Asistente Jurídico Inteligente
Selecciona un texto en la página o analiza el artículo completo.
Proceso Nº 14316
CORTE SUPREMA DE JUSTICIA
SALA DE CASACION PENAL
Magistrado Ponente:
Dr. CARLOS E. MEJÍA ESCOBAR
Aprobado Acta No.198
Bogotá D.C., veintitrés (23) de noviembre de dos mil (2000).
VISTOS
Se pronuncia la Corte sobre la admisibilidad de la demanda de casación presentada por el defensor del procesado LUIS ENRIQUE RODRIGUEZ SALAMANCA contra la sentencia proferida por el Tribunal Superior de Santafé de Bogotá, que lo condenó a la pena de 25 años de prisión por el delito de homicidio simple y la accesoria de interdicción de derechos y funciones públicas por un lapso de 10 años.
HECHOS Y ACTUACION PROCESAL
Aquellos ocurrieron el 5 de enero de 1996, hacia las 8 y 35 de la noche pasadas, cuando la señorita Ana Cristina Lozano Beltrán fue sorprendida por un sujeto que esgrimiendo arma cortopunzante intentó arrebatarle su cartera, por lo que gritó y forcejeó con el
delincuente cayendo de espaldas al piso, golpeándose en la parte posterior de la cabeza, lo que motivó que perdiera el conocimiento.
Como la víctima ya se encontraba cerca de su casa, sus hermanos Gladys, Nestor Jairo y Edgar Lozano Beltrán y su progenitora escucharon sus gritos y antes de perder el conocimiento le alcanzó a decir a la última que era el sujeto llevaba un puñal, por lo que aquellos emprendieron la persecución.

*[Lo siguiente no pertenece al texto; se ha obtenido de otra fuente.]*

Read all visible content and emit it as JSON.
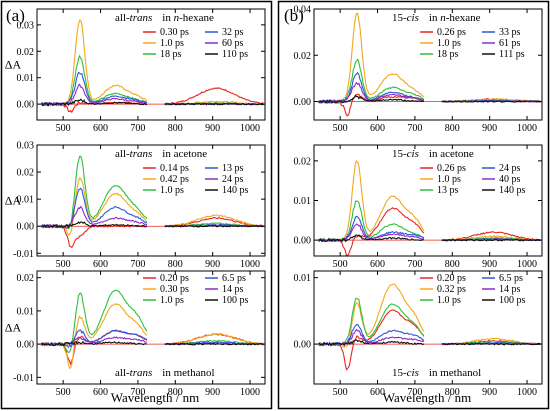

El agresor, para evitar que lo capturaran, hirió con el arma a Edgar Lozano Beltrán quien falleció minutos después de ser trasladado al Hospital San Rafael.
El individuo, que fue capturado momentos después de ocurridos los hechos, resultó ser LUIS ENRIQUE RODRIGUEZ SALAMANCA, quien fue vinculado a la investigación mediante indagatoria y respecto del cual se profirió resolución acusatoria por el delito de homicidio, pues en cuanto al posible reato contra el patrimonio económico se dispuso compulsar copias a la respectiva Unidad de Fiscalías.
El Juzgado Treinta y dos Penal del Circuito dictó el fallo de primer grado el 27 de febrero de 1997 que fue confirmado por el Tribunal Superior de Santafé de Bogotá en decisión contra la cual el defensor del procesado interpuso recurso extraordinario de casación.
LA DEMANDA DE CASACION
Un solo cargo formuló el recurrente, al amparo de la causal primera, por la vía directa, por indebida aplicación del artículo 323 del Código Penal y falta de aplicación del artículo 325 ibídem.
Explica al respecto que si bien es cierto a su representado se le responsabilizó por el delito de homicidio, también lo es que se debe revocar parcialmente la sentencia que le fue impuesta, ya que su intención era perpetrar el reato de hurto en la persona de Ana Cristina Lozano Beltrán y no causarle la muerte al señor Edgar Lozano Beltrán, hermano de la ofendida; “que el propósito era el de amedrentar para el hurto y no para matar”.
Estima que el procesado debe ser condenado por el delito de homicidio preterintencional únicamente y no tener en cuenta el homicidio simple y en ese sentido solicita que se case la sentencia.
CONSIDERACIONES
El libelo que ahora es objeto de análisis no consulta los lineamientos técnicos y estructurales de la casación y por ello habrá de rechazarse.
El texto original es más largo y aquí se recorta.